Un peu de fumée blanche, un fracas formidable, et voilà tout le monde en l'air. Trémintin cependant a eu le temps de faire le signe de la croix et de se recommander à Notre-Dame. Et maintenant, en route pour le Paradis!…
Mais le Paradis ne veut pas encore de lui. Après une tournée dans les nuages, il se réveille au fond de la mer. L'eau salée, ça le connaît; il y est chez lui: un bon coup de jarret le ramène à la surface. Il s'ébroue, respire longuement, lève les yeux vers le ciel nocturne, piqué d'étoiles et, là-bas, devant lui, debout sur les vagues encore agitées par l'explosion, il voit se dessiner une svelte image de femme qu'à son accoutrement il reconnaît pour la Vierge de Roscoff. Elle sourit, incline la tête, semble lui crier: «Courage, Trémintin! Tu reverras ton pays de Bretagne, et la flèche du Kreisker, et ta maison de l'Ile de Batz». L'apparition s'évanouit; mais, au même instant, il se sent la figure frôlée par un cordage: c'est un bout de filin qui traîne à l'arrière d'une yole turque, fuyant à force de rames; il s'y cramponne des deux mains et se fait remorquer ainsi jusqu'à terre. Il était sauvé.
Le narrateur ajouta:
—Jusqu'à la fin de ses jours, mon grand-oncle fut dévot à la Vierge. «Sans elle, aimait-il à répéter, les crabes de la Méditerranée auraient depuis longtemps nettoyé mes os.»

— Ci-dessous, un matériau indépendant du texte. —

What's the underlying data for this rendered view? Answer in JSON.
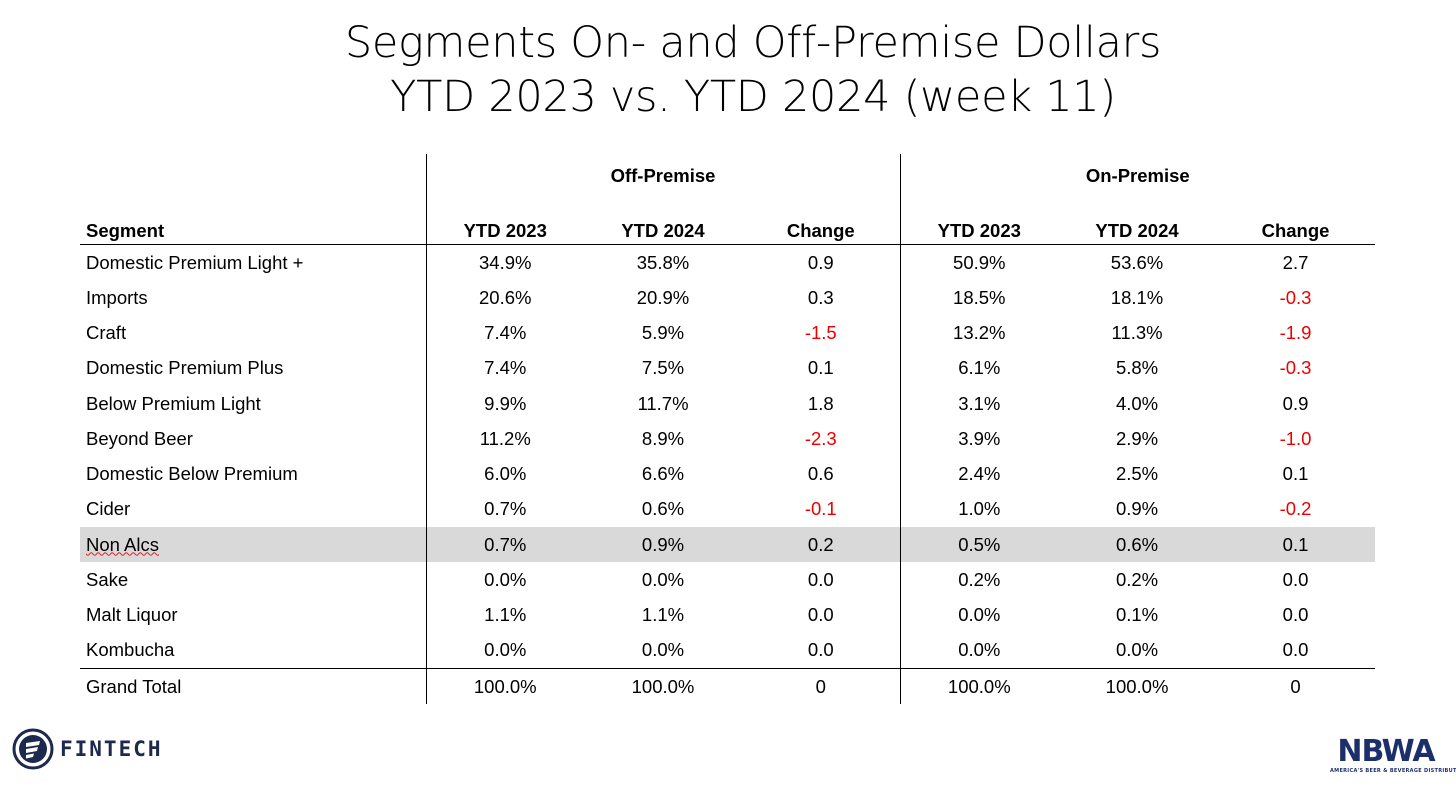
{
  "title": {
    "line1": "Segments On- and Off-Premise Dollars",
    "line2": "YTD 2023 vs. YTD 2024 (week 11)"
  },
  "table": {
    "group_headers": {
      "off_premise": "Off-Premise",
      "on_premise": "On-Premise"
    },
    "column_headers": {
      "segment": "Segment",
      "off_ytd2023": "YTD 2023",
      "off_ytd2024": "YTD 2024",
      "off_change": "Change",
      "on_ytd2023": "YTD 2023",
      "on_ytd2024": "YTD 2024",
      "on_change": "Change"
    },
    "rows": [
      {
        "segment": "Domestic Premium Light +",
        "off_ytd2023": "34.9%",
        "off_ytd2024": "35.8%",
        "off_change": "0.9",
        "on_ytd2023": "50.9%",
        "on_ytd2024": "53.6%",
        "on_change": "2.7"
      },
      {
        "segment": "Imports",
        "off_ytd2023": "20.6%",
        "off_ytd2024": "20.9%",
        "off_change": "0.3",
        "on_ytd2023": "18.5%",
        "on_ytd2024": "18.1%",
        "on_change": "-0.3"
      },
      {
        "segment": "Craft",
        "off_ytd2023": "7.4%",
        "off_ytd2024": "5.9%",
        "off_change": "-1.5",
        "on_ytd2023": "13.2%",
        "on_ytd2024": "11.3%",
        "on_change": "-1.9"
      },
      {
        "segment": "Domestic Premium Plus",
        "off_ytd2023": "7.4%",
        "off_ytd2024": "7.5%",
        "off_change": "0.1",
        "on_ytd2023": "6.1%",
        "on_ytd2024": "5.8%",
        "on_change": "-0.3"
      },
      {
        "segment": "Below Premium Light",
        "off_ytd2023": "9.9%",
        "off_ytd2024": "11.7%",
        "off_change": "1.8",
        "on_ytd2023": "3.1%",
        "on_ytd2024": "4.0%",
        "on_change": "0.9"
      },
      {
        "segment": "Beyond Beer",
        "off_ytd2023": "11.2%",
        "off_ytd2024": "8.9%",
        "off_change": "-2.3",
        "on_ytd2023": "3.9%",
        "on_ytd2024": "2.9%",
        "on_change": "-1.0"
      },
      {
        "segment": "Domestic Below Premium",
        "off_ytd2023": "6.0%",
        "off_ytd2024": "6.6%",
        "off_change": "0.6",
        "on_ytd2023": "2.4%",
        "on_ytd2024": "2.5%",
        "on_change": "0.1"
      },
      {
        "segment": "Cider",
        "off_ytd2023": "0.7%",
        "off_ytd2024": "0.6%",
        "off_change": "-0.1",
        "on_ytd2023": "1.0%",
        "on_ytd2024": "0.9%",
        "on_change": "-0.2"
      },
      {
        "segment": "Non Alcs",
        "off_ytd2023": "0.7%",
        "off_ytd2024": "0.9%",
        "off_change": "0.2",
        "on_ytd2023": "0.5%",
        "on_ytd2024": "0.6%",
        "on_change": "0.1"
      },
      {
        "segment": "Sake",
        "off_ytd2023": "0.0%",
        "off_ytd2024": "0.0%",
        "off_change": "0.0",
        "on_ytd2023": "0.2%",
        "on_ytd2024": "0.2%",
        "on_change": "0.0"
      },
      {
        "segment": "Malt Liquor",
        "off_ytd2023": "1.1%",
        "off_ytd2024": "1.1%",
        "off_change": "0.0",
        "on_ytd2023": "0.0%",
        "on_ytd2024": "0.1%",
        "on_change": "0.0"
      },
      {
        "segment": "Kombucha",
        "off_ytd2023": "0.0%",
        "off_ytd2024": "0.0%",
        "off_change": "0.0",
        "on_ytd2023": "0.0%",
        "on_ytd2024": "0.0%",
        "on_change": "0.0"
      }
    ],
    "total": {
      "segment": "Grand Total",
      "off_ytd2023": "100.0%",
      "off_ytd2024": "100.0%",
      "off_change": "0",
      "on_ytd2023": "100.0%",
      "on_ytd2024": "100.0%",
      "on_change": "0"
    }
  },
  "highlighted_row": "Non Alcs",
  "colors": {
    "negative": "#ee0000",
    "highlight": "#d9d9d9",
    "brand_navy": "#1c2f6b",
    "brand_red": "#c8102e"
  },
  "logos": {
    "fintech": {
      "icon": "fintech-logo-icon",
      "text": "FINTECH"
    },
    "nbwa": {
      "word": "NBWA",
      "tagline": "AMERICA'S BEER & BEVERAGE DISTRIBUTORS"
    }
  }
}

Gravement, les autres conclurent:
—C'est une grande sainte. S'ils ne l'avaient pas, les marins seraient comme des enfants sans mère.
On but, à la ronde, à la mémoire de Trémintin, et les anecdotes se succédèrent sur le compte de l'humble héros. Les moindres épisodes de sa vie furent relatés. L'histoire de son voyage à la cour est inédite.